Der Bischof zeigt sich gleichzeitig erleichtert, dass "im Südwesten die demokratischen Parteien noch vergleichsweise hohe Zustimmung bekommen haben". Damit dies so bleibe, sei nun eine schnelle Regierungsbildung entscheidend, forderte Burger. Die drängenden politischen Herausforderungen müssten dabei auf einer "ethisch gebotenen, guten Grundlage" angepackt werden.
Bischofskonferenz-Vorsitzender hofft auf zügige Regierungsbildung
Auch der Vorsitzende der Deutschen Bischofskonferenz, Georg Bätzing, hofft auf eine rasche Regierungsbildung. "Ich hoffe, dass wir jetzt zügig eine stabile Regierung bekommen, die die Probleme anpackt", sagte der Limburger Bischof am Sonntagabend der Katholischen-Nachrichten Agentur (KNA).

Das Wahlergebnis zeige, dass die Mehrheit der Wählerinnen und Wähler eine Stärkung der demokratischen Mitte wolle, so der Bischofskonferenz-Vorsitzende weiter. Nun müssten die demokratischen Kräfte zum Wohl der Bürgerinnen und Bürger zusammenarbeiten. "Das heißt zuhören, einander verstehen und konstruktiv um gerechte Lösungen ringen und zu Kompromissen bereit sein", erklärte Bätzing. "Deutschland muss dabei in einem demokratischen Europa eingebunden sein, als rechtsstaatliches, freiheitliches, weltoffenes und solidarisches Land."
Extremistische Kräfte und solche, die trotz des völkerrechtswidrigen Angriffs auf die Ukraine mit Wladimir Putins Russland sympathisierten, dürften nicht den Ton angeben, betonte der Limburger Bischof. "Gerade angesichts der internationalen Situation wünsche ich mir sehr, dass Europa durch diese Wahl und die neue Regierung gestärkt wird."
Hamburger Erzbischof setzt auf gesellschaftlichen Zusammenhalt
Auch Hamburgs Erzbischof Heße sieht das Bundestagswahlergebnis als Auftrag, Gräben zu überwinden und Zukunftsthemen mutig anzugehen. "Hoffentlich bleiben wir gesellschaftlich beieinander und überwinden die Gräben, die sich in den letzten Wochen gezeigt haben", erklärte Heße am Sonntagabend.
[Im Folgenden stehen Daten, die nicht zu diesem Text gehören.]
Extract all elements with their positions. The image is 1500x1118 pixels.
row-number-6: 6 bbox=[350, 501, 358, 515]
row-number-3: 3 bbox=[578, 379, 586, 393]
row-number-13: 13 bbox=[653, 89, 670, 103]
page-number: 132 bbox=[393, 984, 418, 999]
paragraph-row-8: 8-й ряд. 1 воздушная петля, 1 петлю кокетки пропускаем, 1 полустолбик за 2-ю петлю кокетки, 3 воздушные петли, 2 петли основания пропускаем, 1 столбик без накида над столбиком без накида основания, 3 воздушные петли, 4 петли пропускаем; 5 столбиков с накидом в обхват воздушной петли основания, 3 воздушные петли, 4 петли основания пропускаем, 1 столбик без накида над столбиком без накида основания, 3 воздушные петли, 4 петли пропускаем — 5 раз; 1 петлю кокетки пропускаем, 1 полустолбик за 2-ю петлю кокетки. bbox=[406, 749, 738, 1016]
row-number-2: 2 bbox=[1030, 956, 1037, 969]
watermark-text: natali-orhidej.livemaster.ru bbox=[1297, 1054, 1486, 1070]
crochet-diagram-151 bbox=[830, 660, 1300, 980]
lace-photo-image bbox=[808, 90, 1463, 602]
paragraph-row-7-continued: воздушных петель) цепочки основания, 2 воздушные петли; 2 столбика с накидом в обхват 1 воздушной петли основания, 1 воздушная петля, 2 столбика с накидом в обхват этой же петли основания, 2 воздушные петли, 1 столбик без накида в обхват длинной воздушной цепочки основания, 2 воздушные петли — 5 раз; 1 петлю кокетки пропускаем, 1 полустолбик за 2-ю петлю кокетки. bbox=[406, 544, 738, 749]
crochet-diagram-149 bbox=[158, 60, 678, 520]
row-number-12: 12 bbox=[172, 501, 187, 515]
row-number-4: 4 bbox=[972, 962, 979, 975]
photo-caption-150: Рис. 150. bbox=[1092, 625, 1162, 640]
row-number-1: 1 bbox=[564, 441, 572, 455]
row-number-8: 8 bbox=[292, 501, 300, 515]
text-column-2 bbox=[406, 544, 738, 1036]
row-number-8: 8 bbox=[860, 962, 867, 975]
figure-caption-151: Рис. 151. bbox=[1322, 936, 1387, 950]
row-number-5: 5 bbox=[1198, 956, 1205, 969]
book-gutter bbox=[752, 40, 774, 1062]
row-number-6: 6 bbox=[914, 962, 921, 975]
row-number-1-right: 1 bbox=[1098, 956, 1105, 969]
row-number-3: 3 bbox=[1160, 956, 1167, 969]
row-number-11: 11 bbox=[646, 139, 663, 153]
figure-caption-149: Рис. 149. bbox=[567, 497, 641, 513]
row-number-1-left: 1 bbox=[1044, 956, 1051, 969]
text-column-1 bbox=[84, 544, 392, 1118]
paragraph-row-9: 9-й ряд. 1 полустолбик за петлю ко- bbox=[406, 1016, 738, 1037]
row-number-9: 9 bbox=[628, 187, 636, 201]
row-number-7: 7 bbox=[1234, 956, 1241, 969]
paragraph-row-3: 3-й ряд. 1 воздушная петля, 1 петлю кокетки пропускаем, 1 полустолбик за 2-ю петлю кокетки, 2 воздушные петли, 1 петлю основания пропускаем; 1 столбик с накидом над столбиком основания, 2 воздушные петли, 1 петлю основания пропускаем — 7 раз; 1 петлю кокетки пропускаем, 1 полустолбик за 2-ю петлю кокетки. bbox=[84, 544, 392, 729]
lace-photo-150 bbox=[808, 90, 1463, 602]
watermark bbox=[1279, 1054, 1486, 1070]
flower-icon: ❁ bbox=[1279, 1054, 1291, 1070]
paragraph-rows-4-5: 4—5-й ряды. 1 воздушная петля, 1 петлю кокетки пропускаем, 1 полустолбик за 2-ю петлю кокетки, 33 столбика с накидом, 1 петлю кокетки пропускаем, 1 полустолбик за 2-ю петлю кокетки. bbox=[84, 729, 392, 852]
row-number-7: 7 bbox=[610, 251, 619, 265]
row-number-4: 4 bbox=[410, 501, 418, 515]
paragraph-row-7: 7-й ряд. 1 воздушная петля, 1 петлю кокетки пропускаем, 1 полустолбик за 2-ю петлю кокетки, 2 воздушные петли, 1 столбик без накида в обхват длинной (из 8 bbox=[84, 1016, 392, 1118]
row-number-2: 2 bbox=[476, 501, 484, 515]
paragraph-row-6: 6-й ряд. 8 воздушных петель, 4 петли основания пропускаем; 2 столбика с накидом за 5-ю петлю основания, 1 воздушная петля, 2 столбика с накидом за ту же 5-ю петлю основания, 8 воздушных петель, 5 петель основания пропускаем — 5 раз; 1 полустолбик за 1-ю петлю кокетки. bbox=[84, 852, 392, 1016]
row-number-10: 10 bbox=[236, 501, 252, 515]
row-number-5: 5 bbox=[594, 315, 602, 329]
Er wünsche sich eine Regierung, die die Zukunftsthemen des Landes wie Wirtschaft, Umwelt und Leben in Würde mutig angehe. "Aus meiner christlichen Perspektive müssen soziale Gerechtigkeit und die Integration der Menschen, die zu uns kommen, einen festen Platz auf der politischen Agenda haben."
Ausdrücklich würdigten alle Bischöfe die stark gestiegene Wahlbeteiligung als gutes Zeichen. Ersten Angaben zufolge lag die Wahlbeteiligung bei über 80 Prozent.

Die Zunahme der Stimmenanteile für die AfD nannte der Paderborner Erzbischof Udo Markus Bentz ein ernstzunehmendes Warnsignal für die Demokratie. Das Ergebnis dürfe keinesfalls als bloß statistische Entwicklung abgetan werden. "Vielmehr erfordert es ein entschlossenes Handeln von Politik, Zivilgesellschaft und jedem Einzelnen, um den schleichenden Einfluss extremistischer Positionen wirksam zu begrenzen und die demokratischen Werte zu verteidigen", so Benz.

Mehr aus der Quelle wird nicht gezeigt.